Delhi'nin PM2,5 kirliliği ayrıca fosil yakıtlardan kaynaklanıyor. Fosil yakıtlar dünya çapında şehirlerin hava kalitesine zarar veriyor. Dolaylı olarak küresel sıcaklıkları artırıyor, bu da daha fazla orman yangınına ve daha fazla yeşil alanın çöle dönüşmesine neden oluyor. Bu süreçlerin her ikisi de havaya PM2,5 katıyor. Araçlardan, enerji santrallerinden ve endüstriyel kaynaklardan kaynaklanan emisyonlar da şehirleri doğrudan kirletiyor. Aerosol ve Hava Kalitesi Araştırması dergisindeki bir incelemede Kulshrestha, 2020'nin başlarındaki pandemi karantinaları sırasında, araç ve endüstriyel emisyonların azalması sayesinde Delhi'nin hava kalitesinin iyileştiğini ve endeks puanının %41 düştüğünü tespit etti.
Kulshrestha, WordsSideKick.com'a Güney Asya'daki diğer yaygın PM2.5 kaynaklarının arasında; tuğla fırınlar, mahsul yakma ve birçok hanenin hâlâ yemek pişirme ve ısıtma için kullandığı biyoyakıtlar bulunduğunu söyledi. Hindistan'ın yenilenebilir enerji kaynaklarını artırmak ve biyoyakıtları sıvı doğal gazla değiştirmek için çalıştığını, bunun küresel ısınmaya katkıda bulunurken hane halkı PM2,5'ini düşürebileceğini söyledi.
ABD, Çin'den sonra dünyanın en büyük ikinci fosil yakıt tüketicisi olmaya devam ediyor ve bu da dünya çapında kötü hava kalitesine katkıda bulunuyor. Ancak onlarca yıl önce, Kaliforniya'nın Los Angeles Havzası'nda sıkışıp kalan kalıcı duman, Temiz Hava Yasası'nın yürürlüğe girmesine neden oldu ve bu yasa o zamandan bu yana ABD genelinde hava kirliliğini iyileştirdi.
Aynı şekilde günümüzün en kirli şehirleri de gökyüzünü korumak için harekete geçiyor.
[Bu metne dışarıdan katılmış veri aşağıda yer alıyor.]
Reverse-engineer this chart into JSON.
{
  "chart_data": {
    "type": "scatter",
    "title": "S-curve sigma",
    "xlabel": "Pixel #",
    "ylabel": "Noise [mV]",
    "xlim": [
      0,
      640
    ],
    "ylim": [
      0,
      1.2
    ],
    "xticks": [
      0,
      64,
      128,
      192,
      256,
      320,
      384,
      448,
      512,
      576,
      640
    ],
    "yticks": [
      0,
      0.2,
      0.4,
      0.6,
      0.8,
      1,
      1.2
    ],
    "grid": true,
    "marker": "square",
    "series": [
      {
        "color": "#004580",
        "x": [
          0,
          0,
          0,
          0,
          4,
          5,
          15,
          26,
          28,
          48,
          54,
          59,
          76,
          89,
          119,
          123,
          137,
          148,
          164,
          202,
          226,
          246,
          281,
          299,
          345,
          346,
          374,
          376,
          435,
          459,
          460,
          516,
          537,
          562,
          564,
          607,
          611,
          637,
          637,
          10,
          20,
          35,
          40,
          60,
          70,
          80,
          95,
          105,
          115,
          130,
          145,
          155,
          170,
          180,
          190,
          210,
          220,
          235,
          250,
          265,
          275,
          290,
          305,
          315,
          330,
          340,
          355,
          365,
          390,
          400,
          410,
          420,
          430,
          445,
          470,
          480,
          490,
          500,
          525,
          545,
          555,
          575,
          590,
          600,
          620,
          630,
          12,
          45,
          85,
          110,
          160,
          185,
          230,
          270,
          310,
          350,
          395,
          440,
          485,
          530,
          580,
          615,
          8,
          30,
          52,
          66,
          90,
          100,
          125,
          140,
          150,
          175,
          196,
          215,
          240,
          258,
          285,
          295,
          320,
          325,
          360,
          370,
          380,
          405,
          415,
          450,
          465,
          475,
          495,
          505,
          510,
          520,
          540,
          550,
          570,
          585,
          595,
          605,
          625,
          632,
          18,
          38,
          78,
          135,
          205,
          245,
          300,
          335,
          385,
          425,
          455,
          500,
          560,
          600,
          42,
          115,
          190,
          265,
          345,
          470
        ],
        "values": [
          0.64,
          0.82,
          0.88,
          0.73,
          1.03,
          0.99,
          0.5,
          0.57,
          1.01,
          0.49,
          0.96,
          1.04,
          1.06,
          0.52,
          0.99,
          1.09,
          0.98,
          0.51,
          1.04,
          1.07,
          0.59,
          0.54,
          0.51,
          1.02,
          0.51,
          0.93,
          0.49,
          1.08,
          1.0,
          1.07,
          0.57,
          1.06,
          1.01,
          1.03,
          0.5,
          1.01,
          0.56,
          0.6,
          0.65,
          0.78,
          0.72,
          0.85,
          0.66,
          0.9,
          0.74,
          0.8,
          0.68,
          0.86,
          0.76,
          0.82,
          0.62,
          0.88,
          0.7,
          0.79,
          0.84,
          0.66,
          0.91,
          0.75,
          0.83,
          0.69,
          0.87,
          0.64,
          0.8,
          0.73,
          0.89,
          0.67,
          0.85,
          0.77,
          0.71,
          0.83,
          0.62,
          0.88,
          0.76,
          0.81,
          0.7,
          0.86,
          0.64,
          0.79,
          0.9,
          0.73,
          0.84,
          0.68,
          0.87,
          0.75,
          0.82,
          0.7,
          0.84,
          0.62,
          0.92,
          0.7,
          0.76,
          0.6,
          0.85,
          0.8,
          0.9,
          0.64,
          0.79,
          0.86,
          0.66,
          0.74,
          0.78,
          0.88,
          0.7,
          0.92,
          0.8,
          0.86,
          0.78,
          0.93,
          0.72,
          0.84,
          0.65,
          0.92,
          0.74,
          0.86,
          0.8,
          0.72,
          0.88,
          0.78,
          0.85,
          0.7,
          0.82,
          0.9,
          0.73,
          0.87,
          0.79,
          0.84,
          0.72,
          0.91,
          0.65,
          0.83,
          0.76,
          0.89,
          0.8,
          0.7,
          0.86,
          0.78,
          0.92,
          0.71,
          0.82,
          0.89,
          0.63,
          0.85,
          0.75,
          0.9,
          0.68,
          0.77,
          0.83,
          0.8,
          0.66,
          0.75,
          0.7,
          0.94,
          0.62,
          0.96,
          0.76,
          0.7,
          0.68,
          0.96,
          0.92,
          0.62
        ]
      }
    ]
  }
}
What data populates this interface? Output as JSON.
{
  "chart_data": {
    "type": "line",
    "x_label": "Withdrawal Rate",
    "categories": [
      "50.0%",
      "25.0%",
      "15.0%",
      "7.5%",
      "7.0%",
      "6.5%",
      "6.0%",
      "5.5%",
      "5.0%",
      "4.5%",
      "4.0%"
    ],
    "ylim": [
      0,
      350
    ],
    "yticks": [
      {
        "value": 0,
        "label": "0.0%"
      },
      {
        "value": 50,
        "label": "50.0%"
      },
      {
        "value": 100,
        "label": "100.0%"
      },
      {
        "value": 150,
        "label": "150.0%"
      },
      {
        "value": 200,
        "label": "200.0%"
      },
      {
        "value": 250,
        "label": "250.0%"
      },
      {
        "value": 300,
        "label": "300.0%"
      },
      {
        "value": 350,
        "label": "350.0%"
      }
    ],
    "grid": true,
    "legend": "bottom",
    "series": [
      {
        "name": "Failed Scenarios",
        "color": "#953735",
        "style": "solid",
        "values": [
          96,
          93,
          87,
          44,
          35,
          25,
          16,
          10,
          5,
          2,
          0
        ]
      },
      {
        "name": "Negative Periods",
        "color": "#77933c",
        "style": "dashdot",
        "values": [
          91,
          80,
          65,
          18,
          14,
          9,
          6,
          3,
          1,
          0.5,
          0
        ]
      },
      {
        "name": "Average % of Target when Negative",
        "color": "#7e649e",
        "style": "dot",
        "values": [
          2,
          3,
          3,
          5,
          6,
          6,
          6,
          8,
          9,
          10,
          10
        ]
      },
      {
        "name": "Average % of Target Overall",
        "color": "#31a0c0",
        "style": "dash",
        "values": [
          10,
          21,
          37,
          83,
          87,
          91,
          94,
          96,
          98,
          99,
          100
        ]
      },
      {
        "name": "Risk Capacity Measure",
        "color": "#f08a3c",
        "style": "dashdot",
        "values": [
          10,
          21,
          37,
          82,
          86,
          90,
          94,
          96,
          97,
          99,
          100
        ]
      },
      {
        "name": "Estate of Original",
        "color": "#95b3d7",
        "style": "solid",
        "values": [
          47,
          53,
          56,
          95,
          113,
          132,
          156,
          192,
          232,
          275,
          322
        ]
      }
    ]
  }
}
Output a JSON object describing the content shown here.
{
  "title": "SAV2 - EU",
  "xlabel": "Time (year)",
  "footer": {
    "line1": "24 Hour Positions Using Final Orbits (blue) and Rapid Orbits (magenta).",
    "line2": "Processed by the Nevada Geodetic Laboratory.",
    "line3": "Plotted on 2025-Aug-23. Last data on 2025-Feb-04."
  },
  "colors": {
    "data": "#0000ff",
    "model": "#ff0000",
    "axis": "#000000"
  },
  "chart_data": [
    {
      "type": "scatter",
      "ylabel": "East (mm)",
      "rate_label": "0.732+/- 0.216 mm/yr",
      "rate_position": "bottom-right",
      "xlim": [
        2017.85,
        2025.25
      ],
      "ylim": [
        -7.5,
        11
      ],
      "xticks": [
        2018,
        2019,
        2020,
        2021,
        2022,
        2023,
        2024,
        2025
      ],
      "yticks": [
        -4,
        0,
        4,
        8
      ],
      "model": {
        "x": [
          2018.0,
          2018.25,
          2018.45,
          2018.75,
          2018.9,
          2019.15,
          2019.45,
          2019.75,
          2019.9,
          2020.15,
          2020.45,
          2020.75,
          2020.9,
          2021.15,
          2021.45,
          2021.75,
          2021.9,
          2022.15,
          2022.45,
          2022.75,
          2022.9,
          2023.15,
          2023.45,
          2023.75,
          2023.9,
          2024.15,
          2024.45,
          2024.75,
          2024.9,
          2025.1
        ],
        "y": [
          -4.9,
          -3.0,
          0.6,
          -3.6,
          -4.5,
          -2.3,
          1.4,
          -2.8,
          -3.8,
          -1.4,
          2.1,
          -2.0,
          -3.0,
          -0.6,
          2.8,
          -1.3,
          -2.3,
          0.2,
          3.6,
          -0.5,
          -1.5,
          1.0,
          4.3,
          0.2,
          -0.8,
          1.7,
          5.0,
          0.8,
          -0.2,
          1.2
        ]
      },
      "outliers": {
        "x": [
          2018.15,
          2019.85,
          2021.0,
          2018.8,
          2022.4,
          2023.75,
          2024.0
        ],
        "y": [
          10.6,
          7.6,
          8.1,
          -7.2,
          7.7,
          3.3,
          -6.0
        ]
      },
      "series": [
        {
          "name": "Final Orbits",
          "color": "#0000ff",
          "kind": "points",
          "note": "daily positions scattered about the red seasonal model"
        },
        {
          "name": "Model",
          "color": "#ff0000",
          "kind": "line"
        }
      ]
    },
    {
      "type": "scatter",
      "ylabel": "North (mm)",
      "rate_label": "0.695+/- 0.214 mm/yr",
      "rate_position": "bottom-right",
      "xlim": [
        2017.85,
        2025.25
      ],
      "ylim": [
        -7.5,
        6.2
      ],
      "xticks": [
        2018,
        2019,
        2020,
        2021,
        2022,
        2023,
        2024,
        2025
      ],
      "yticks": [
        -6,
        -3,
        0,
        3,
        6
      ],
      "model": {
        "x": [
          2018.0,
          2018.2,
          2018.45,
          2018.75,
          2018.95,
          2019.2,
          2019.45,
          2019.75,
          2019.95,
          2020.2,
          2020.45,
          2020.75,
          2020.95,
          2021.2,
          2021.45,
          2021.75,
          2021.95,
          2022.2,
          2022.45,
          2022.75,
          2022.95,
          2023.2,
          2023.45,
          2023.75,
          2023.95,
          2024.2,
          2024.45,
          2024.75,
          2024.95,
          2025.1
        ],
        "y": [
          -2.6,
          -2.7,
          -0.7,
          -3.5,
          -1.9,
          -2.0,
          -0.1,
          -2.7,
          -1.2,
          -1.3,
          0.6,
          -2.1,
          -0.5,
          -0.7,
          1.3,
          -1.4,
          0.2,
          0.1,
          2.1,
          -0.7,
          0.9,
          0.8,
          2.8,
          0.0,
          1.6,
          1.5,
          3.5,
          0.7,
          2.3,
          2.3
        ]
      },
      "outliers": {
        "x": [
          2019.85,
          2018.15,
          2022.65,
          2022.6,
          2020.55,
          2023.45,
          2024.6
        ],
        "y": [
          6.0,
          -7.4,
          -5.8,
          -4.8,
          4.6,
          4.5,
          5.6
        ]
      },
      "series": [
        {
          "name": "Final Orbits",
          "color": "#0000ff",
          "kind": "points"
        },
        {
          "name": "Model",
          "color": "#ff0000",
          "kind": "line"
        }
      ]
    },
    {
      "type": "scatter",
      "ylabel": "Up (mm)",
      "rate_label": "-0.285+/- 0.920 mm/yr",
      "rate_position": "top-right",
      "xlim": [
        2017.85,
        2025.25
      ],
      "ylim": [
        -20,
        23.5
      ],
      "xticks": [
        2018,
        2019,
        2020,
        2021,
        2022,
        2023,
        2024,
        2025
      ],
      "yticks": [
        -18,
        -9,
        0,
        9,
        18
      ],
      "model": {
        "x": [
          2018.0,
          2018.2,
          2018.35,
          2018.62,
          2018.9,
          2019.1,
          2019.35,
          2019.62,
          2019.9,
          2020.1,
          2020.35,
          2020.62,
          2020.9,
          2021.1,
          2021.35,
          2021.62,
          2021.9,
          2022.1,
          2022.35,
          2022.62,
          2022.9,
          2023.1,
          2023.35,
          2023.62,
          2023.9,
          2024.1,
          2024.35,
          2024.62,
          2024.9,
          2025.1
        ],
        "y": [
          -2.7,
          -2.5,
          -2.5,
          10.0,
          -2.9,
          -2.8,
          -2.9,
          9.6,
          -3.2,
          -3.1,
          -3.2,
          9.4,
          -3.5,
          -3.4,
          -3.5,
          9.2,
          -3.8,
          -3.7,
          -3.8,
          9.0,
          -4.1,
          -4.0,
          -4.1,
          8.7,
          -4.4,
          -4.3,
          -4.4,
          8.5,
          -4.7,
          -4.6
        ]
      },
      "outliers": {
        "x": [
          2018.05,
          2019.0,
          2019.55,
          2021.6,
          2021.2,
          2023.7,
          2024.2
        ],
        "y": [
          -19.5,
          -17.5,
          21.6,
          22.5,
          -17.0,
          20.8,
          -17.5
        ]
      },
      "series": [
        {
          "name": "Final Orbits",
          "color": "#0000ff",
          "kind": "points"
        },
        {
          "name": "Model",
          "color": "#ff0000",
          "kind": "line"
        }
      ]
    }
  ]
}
Dakka'da, üç tekerlekli araçlarda verimsiz, son derece kirletici iki zamanlı motorların yasaklanması, şehir büyüdükçe araç emisyonlarından kaynaklanan PM2,5 seviyelerinin sabit kalmasına yardımcı oldu. Pek çok Çin şehri en kirli şehirler arasında yer alsa da, ülkenin temiz hava politikalarını uygulamaya koymasından bu yana son on yılda kirlilikte dramatik bir azalma yaşandı. Delhi'de Kulshrestha yapay göller oluşturmaya çalışıyor.